Marilina Succo propone un’introspezione fisiognomica ed espressionista, frutto di una ricerca artistico-estetica sul volto umano. Lo scopo non è imitare volti reali, ma esemplificarne la perdita d’espressione, una delle modalità di comunicazione cui siamo più abituati. L’esercizio di Succo si propone di ricreare una forma di stato ipnotico in cui la donna è stata immersa per innumerevoli tempi. 

Cosa pensi si potrebbe fare, a cominciare dal nostro ambiente, per combattere la violenza sulle donne?

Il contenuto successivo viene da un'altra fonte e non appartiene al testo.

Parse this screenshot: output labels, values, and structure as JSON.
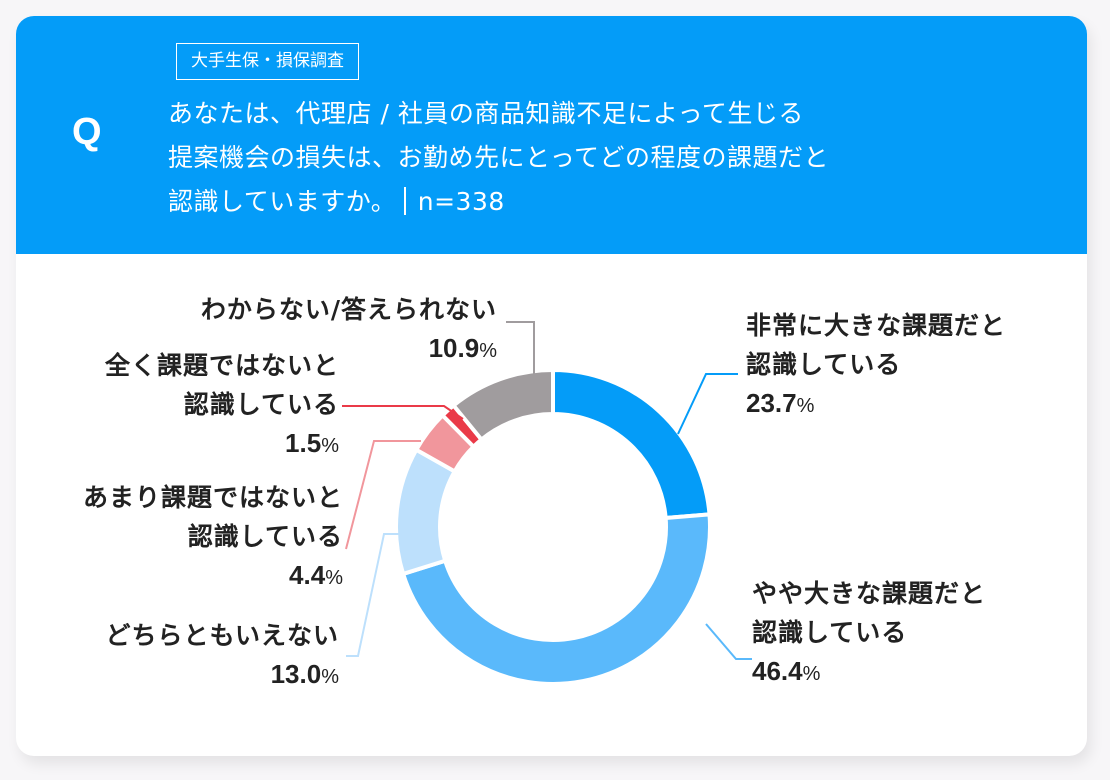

Sicuramente parlarne. L’arte dovrebbe essere un mezzo potente, evocativo, che induce il pubblico non solo a fruire del suo connotato più estetico, ma del suo più interiore, inducendo a una riflessione propriamente contemporanea, e quindi anche sociale, ideologica. L’innovazione insita in una mutazione di pensiero potrebbe essere stata, simbolicamente, testimoniata negli Anni Settanta da Carla Accardi, attivista e artista trattata dalla mia Galleria. Accardi ha fondato, insieme a Carla Lonzi e ad Elvira Banotti, il Manifesto Rivolta Femminile (1970), affermando che “non esiste rivoluzione, senza liberazione”, e in questo caso la libertà vuole significare proprio l’urgenza d’esternare il proprio “senso dell’esistenza”.

Ecco, accorgersi del condizionamento culturale è stato il tramite originario per contrastarlo, rivendicando i propri valori. Ad oggi si potrebbe approfondire ed esprimere tale concetto, anche attraverso il mezzo artistico: ridisegnare una “geografia” delle responsabilità, proponendo altre forme d’esperienza e di stato d’animo, fino a contrastare quello che potrebbe essere un pericolo per i diritti umani.

Un’ultima domanda: quali altri eventi – di cui puoi già parlarci – hai in programma in Galleria?

La Galleria continuerà ad alternare proposte di arte storicizzata e di arte contemporanea, che vedranno la collaborazione con enti pubblici. 

A breve, daremo spazio ad un artista contemporaneo in cui credo profondamente, capace di veri impatti emotivi con astrazioni di rara eleganza, e ad un artista storicizzato di rilievo internazionale. Non anticipo oltre. Vedrete!